Я знаю ее почерк, я сумела потом отыскать ее ответы. Совесть, гласил ее ответ. Фантазия.
Тут-то Блазинг и погрозил ей пальцем. О-ля-ля, она приняла шутку всерьез, но защищаться не хотела. И, конечно же, не оспаривала, что использование всех энергетических ресурсов земного шара… Нет-нет, кто стал бы оспаривать Блазинга в этом пункте?
Гюнтер стал возражать Блазингу. Гюнтер, что сидит с нами на университетской лестнице, кругом ночь, и липы благоухают, да, а где они здесь растут? Весь порядок окончательно смешался. Мне бы чуть больше порядка, говорю я, и чуть побольше перспективы. Тогда она оглядывается на меня, спящую, опять смеется, но говорит совершенно серьезно: и мне тоже.

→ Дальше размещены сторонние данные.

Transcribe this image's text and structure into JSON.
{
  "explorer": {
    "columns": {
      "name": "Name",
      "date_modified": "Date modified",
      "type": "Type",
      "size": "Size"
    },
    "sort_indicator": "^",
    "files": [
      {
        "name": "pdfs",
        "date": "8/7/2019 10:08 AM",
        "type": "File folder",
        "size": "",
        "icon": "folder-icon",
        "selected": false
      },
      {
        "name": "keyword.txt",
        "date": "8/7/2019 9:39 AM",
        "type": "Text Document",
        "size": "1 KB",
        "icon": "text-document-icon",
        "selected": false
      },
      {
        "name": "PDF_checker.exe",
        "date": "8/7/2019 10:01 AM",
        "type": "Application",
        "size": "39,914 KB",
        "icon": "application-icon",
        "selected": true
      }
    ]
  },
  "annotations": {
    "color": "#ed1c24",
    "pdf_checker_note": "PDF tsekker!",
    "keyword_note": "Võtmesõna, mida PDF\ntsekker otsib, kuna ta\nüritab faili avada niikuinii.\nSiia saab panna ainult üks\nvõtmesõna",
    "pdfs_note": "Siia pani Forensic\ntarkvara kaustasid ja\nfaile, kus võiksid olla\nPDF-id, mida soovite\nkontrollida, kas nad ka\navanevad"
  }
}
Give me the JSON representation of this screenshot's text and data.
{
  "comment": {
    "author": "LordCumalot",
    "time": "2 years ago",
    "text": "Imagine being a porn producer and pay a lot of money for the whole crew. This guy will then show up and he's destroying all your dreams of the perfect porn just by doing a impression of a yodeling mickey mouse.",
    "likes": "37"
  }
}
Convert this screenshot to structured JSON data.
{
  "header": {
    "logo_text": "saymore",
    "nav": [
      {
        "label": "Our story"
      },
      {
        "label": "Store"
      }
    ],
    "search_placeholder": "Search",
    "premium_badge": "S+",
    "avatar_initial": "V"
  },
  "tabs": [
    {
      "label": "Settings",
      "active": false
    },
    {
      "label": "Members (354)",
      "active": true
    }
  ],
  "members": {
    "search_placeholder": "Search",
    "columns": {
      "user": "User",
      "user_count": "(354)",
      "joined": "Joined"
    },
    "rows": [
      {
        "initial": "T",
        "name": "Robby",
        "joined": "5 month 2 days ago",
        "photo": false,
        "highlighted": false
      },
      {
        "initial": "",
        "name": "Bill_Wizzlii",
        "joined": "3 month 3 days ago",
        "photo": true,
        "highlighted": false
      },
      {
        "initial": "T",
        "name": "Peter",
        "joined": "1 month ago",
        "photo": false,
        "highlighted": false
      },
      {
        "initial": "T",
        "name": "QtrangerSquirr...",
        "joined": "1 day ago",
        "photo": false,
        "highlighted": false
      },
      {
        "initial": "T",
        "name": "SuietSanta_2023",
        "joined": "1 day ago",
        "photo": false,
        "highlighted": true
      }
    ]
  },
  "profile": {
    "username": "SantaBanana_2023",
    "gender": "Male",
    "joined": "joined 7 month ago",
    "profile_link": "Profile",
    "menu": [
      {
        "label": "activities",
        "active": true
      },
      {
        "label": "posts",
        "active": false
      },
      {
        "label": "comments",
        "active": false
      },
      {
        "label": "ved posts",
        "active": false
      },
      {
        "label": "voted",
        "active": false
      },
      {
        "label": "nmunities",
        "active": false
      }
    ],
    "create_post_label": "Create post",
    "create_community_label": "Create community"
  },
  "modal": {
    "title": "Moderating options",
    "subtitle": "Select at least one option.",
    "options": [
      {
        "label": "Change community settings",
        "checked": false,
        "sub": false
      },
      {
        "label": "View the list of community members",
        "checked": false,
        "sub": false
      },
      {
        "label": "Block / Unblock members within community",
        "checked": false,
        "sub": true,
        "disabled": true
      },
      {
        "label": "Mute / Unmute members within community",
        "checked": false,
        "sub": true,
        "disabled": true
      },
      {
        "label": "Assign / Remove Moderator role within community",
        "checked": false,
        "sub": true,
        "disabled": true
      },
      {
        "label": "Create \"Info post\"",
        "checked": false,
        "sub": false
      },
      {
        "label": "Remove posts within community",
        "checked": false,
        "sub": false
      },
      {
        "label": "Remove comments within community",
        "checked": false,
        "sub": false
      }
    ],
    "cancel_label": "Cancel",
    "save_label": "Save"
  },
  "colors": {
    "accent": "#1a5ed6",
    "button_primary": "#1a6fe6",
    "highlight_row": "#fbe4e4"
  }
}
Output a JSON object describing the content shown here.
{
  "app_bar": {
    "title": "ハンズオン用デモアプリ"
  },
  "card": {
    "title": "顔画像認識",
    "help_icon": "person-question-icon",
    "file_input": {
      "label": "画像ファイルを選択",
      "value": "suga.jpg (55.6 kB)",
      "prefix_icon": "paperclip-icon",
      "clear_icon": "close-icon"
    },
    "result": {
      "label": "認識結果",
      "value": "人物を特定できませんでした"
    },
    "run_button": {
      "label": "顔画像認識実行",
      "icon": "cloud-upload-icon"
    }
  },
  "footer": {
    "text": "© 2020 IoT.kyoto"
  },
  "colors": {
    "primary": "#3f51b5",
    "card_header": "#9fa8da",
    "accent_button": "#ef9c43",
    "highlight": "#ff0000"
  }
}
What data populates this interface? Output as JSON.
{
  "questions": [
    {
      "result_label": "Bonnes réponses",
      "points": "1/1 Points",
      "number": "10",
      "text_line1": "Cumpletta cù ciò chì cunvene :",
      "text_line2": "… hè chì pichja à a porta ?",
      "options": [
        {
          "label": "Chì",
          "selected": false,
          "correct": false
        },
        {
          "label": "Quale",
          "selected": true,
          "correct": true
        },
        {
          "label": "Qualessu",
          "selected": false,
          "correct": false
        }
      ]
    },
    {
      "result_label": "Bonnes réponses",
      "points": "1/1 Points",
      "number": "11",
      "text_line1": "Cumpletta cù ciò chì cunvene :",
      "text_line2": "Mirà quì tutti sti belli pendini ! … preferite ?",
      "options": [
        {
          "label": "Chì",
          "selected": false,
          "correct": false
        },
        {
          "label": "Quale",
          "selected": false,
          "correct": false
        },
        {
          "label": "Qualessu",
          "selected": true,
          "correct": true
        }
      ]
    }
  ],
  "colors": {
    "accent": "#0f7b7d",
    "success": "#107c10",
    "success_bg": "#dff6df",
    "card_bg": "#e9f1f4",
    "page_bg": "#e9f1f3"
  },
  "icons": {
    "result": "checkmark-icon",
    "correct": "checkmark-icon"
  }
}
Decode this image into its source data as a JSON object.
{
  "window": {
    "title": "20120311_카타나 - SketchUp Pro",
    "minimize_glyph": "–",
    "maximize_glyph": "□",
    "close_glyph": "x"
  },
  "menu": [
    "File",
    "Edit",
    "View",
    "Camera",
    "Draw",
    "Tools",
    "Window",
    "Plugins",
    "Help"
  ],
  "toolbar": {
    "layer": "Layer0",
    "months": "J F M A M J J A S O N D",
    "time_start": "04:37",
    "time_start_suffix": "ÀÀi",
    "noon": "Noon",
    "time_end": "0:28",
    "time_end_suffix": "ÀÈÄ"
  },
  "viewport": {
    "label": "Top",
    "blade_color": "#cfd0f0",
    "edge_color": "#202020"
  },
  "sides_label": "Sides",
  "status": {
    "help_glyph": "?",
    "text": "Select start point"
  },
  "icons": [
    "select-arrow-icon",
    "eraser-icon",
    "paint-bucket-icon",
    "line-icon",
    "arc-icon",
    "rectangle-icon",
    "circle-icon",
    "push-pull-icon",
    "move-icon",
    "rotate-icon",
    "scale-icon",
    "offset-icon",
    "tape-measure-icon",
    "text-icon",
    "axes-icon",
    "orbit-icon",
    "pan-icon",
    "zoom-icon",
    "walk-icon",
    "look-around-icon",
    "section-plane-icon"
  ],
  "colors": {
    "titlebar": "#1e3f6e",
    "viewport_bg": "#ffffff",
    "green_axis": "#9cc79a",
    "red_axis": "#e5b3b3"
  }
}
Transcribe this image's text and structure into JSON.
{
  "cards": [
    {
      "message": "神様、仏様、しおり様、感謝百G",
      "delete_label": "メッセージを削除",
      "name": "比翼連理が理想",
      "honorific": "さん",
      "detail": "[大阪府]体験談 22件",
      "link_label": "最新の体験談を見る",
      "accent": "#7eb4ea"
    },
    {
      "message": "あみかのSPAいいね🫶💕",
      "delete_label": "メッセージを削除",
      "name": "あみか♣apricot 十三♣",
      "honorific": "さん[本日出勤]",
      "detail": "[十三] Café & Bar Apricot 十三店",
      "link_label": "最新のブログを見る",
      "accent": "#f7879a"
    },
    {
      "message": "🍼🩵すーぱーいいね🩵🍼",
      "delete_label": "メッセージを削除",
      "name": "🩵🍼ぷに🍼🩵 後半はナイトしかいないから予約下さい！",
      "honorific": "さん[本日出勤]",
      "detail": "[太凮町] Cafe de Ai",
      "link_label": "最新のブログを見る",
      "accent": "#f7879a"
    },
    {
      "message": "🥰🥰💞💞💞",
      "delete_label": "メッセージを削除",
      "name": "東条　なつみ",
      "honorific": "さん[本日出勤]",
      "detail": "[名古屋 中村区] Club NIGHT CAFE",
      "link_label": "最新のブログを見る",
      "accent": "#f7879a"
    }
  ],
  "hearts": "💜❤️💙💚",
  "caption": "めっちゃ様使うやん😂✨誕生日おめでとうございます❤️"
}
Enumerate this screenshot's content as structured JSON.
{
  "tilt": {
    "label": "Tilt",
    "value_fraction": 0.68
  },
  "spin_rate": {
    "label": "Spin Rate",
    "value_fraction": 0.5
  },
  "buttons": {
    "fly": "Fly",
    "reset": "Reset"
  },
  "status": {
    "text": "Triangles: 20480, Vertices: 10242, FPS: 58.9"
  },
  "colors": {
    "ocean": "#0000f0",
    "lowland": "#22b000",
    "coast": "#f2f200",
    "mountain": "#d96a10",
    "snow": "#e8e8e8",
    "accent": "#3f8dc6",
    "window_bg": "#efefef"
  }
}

Кто мог бы подумать, озабоченно говорит Гюнтер, кто мог догадаться, что с тобой происходит. Она удивлена, это видно по ее ускользающему от нас взгляду, пока мы говорим, говорим. Кусочек Я, презрительно толкуем мы на нашей лестнице. Ветхий Адам, с которым мы уже справились. Она молчит, задумывается, теперь-то я знаю: на долгие годы, пока, наконец, однажды ночью, на нашей берлинской веранде, слушая, как грохочут мимо пригородные поезда, не заявит вдруг о своих сомнениях: не знаю, не знаю. Должно быть, это недоразумение. Такие усилия, чтобы сделать каждого из нас другим, и все лишь затем, чтобы мы снова это утратили?
С этим я не могу согласиться, в это я не могу поверить. Ведь можно же условиться в определенных областях считать одно истинным, а другое — нет. Ну, как где-то когда-то условились принять на веру добрые задатки человека, для удобства, как рабочую гипотезу.
Потом она заговорила со мной о своих учениках. Мы шли от площади Маркса — Энгельса к Алексу. Мы стояли у газетного киоска, пропуская мимо себя сотни лиц, мы купили у цветочницы последние колокольчики. Должно быть, нас немножко опьянила весна, сказала ей я. Но она утверждала, будто абсолютно трезва и знает, что говорит. Она отстаивала наше право делать открытия, которые должны быть смелыми, но не должны быть небрежными.
Ибо не может стать действительностью не обдуманное заранее.
Она высоко ценила действительность, а потому любила время действительных перемен. Она любила открывать новые чувства во имя нового дела: в своих учениках она хотела воспитать сознание собственной ценности. Я знаю, однажды она буквально рассвирепела, когда один из них уставился на нее и с невинным видом спросил: а для чего, собственно? Этот случай она вспоминала снова и снова, ее долго мучила мысль, что тогда она промолчала. Думала ли она о нем в то утро, когда я спала, а она писала на своем листе: «Цель — полнота, радость. Трудно подыскать определение».
Не могло быть ничего более неуместного, чем сострадание, жалость. Ведь она жила. Она была здесь, вся. Она вечно боялась остановиться, застрять, этот страх был оборотной стороной ее страсти желать. Теперь она выступает на передний план, сохраняя спокойствие даже при несбывшемся, ибо наделена силой, чтобы сказать: пока нет. Как она вела, как сохраняла в своей душе множество жизней, так она увлекала за собой и множество времен и жила в них, словно в «действительном», отчасти непризнанной, и то, что было невозможно в одном, удавалось в другом. Но обо всех своих разнообразных временах она весело говорила: наше время.
Писать — значит увеличивать. Давайте соберемся с духом и посмотрим на нее под увеличением. Желают лишь того, что могут. Ее глубокое, непреходящее желание служит поручительством в тайном существовании ее творения: этот долгий, не знающий конца путь к себе самому .
Как трудно сказать «я».
Если бы мне пришлось ее выдумывать, я бы все равно не стала ее менять. Я дала бы ей возможность жить среди нас, тех, кого она сознательно, как очень немногие, избрала себе в современники. Однажды утром, на рассвете, я усадила бы ее за письменный стол записывать впечатления, оставленные в ней событиями действительной жизни. Заставила бы ее подняться со стула, когда позовут дети. Не стала бы утолять жажду, которую она чувствует всегда. Когда понадобится, давала бы ей уверенность, что силы в ней прибывают: большего она и не требовала. Собрала бы вокруг нее людей, которые ей важны. Дала бы ей завершить те немногочисленные листы, которые она хотела нам оставить и которые, если я не обманываюсь, стали бы для нас вестью из глубочайших глубин, из того сокровеннейшего пласта, куда трудней проникнуть, чем в толщу земли или в стратосферу, ибо у них есть более надежная охрана: мы сами.